Trigraph | Translation |
??! | | |
??' | ^ |
??( | [ |
??) | ] |
??- | ~ |
??/ | \ |
??< | { |
??= | # |
??> | } |
When a trigraph is recognised in the input stream, the leading question marks are discarded and the last character of the trigraph is reinterpreted as if the input stream had instead provided the character that the trigraph translates to. For example,
??=define RTL_NUMBER_OF(a) ( ??/ sizeof (a) / sizeof ((a) ??(0??)) ??/ )
translates to
#define RTL_NUMBER_OF(a) ( \ sizeof (a) / sizeof ((a) [0]) \ )
Trigraphs have the highest translation precedence. For a trigraph to be recognised, the three characters really must be consecutive in the input stream.
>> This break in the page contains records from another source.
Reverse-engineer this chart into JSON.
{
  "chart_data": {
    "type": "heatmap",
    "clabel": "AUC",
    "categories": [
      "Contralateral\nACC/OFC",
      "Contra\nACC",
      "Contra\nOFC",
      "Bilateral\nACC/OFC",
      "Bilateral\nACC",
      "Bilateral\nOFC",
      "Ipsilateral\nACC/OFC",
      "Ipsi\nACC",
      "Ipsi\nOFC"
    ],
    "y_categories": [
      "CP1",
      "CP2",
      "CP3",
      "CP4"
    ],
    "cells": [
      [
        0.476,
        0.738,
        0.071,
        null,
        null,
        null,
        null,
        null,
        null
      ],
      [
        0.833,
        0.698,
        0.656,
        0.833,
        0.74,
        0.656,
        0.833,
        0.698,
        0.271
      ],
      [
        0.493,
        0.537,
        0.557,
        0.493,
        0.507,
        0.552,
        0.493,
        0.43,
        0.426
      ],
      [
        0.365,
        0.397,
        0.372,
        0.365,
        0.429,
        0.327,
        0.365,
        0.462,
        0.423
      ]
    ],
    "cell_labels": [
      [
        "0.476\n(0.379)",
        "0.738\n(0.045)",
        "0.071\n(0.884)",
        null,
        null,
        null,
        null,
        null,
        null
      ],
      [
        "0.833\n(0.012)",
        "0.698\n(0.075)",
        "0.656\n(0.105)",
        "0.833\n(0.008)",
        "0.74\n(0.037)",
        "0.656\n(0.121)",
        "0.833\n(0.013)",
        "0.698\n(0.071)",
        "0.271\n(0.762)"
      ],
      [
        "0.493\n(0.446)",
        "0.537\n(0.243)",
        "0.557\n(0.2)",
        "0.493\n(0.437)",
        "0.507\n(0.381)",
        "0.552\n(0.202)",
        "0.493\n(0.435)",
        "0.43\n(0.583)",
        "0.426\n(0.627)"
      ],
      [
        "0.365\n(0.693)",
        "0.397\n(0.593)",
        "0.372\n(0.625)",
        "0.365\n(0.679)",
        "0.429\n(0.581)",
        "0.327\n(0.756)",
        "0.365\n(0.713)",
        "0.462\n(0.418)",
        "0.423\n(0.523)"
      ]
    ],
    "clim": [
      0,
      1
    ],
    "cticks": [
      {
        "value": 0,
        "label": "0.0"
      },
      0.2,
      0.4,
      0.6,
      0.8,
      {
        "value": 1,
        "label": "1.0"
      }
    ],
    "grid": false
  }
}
Even the intrusion of a line splice, as allowed for the << token in
int x = 1 <\ < 3;
stops the recognition of trigraphs.
The other side to this high precedence is that the characters for all other programming elements are read as if trigraphs are already translated. As Microsoft says in the product documentation, “translation of trigraphs takes place in the first translation phase, before the recognition of escape characters in string literals and character constants.”
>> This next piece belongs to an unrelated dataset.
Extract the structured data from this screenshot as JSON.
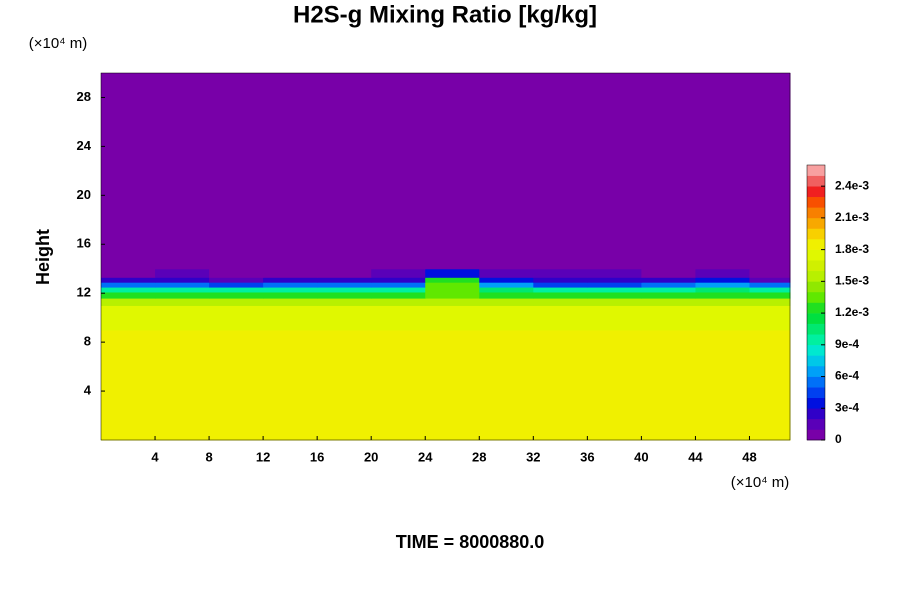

Support for trigraphs leads to two types of trouble. The type that seems to have concerned Microsoft for its documentation (and a handful of articles in the Knowledge Base) is in some sense a false positive, namely that a trigraph is detected where the programmer (perhaps in ignorance) had not intended one. As suggested by the documentation, a typical case would have consecutive question marks in a string constant, whether because the programmer goes overboard with punctuation, as in Microsoft’s example
printf ("What??!\n");
or (perhaps less plausibly) because question marks are used as single-character wildcards in filenames, as in
FindFirstFile ("???-schedule.txt", &data);
The other type of trouble is the false negative, so that a properly formed trigraph is left untranslated. This is not a misunderstanding by the programmer but by the preprocessor. Although the product documentation talks of Phases of Translation, it does not mean that the input stream is subjected to multiple passes such that the first sees every trigraph reduced to one character. Indeed, in the Overview of File Translation, the documentation makes plain that there is an “actual order” of translation, done “as if” in multiple passes over the whole input stream.
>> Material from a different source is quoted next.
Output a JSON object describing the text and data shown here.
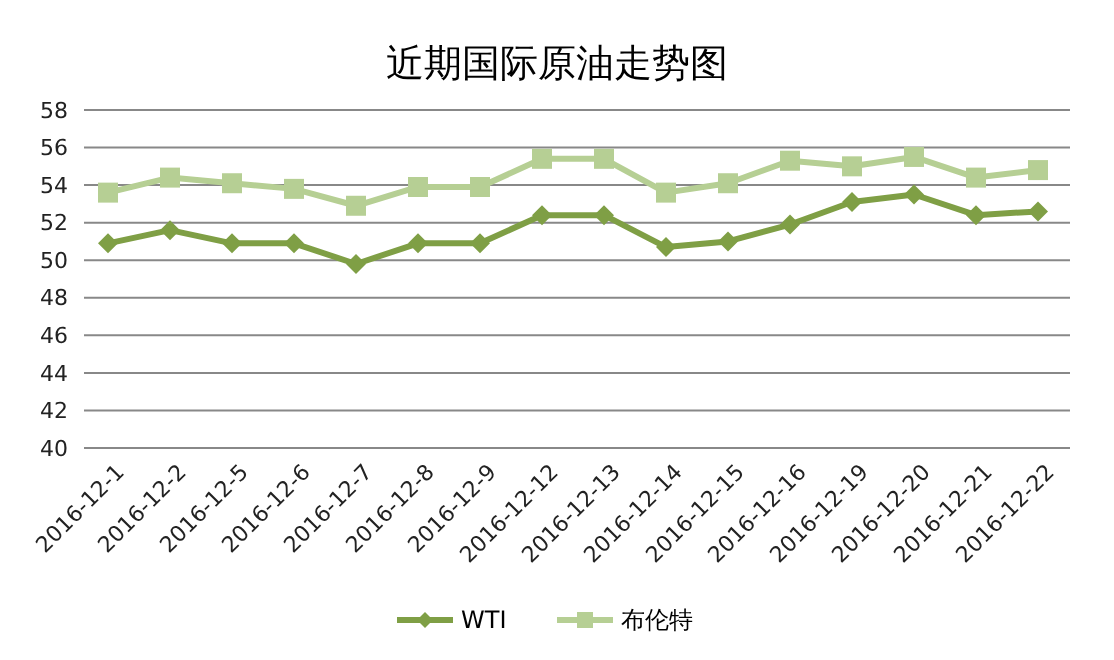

Of course, an “as if” implementation requires rather more care. There is a risk of being too clever and missing cases, such that what look like properly formed trigraphs are left untranslated. Perhaps because Microsoft expects that trigraphs are simply never intended nowadays in any real-world programming and really can’t care to look for defects, let alone sort them out, there are rather many cases of oversight.
The most notable occur in various preprocessor directives that are interpreted ahead of formal tokenisation. Where these directives allow white space, they sometimes provide for line splicing and the discarding of comments but neglect to recognise trigraphs. For example, in
# ??/ define TEST
the trigraph is translated to a backslash and thence interpreted as a line splice, so that the two lines make a #define for the identifier TEST as a trivial macro. However, in the slightly different
#define ??/ TEST
the expectation that #define be followed by white space and an identifier is defeated: the trigraph is not translated, its leading question mark gets dismissed as an error (C2007), the lines do not get spliced, and the identifier TEST seems to be on its own line (which is most likely also an error).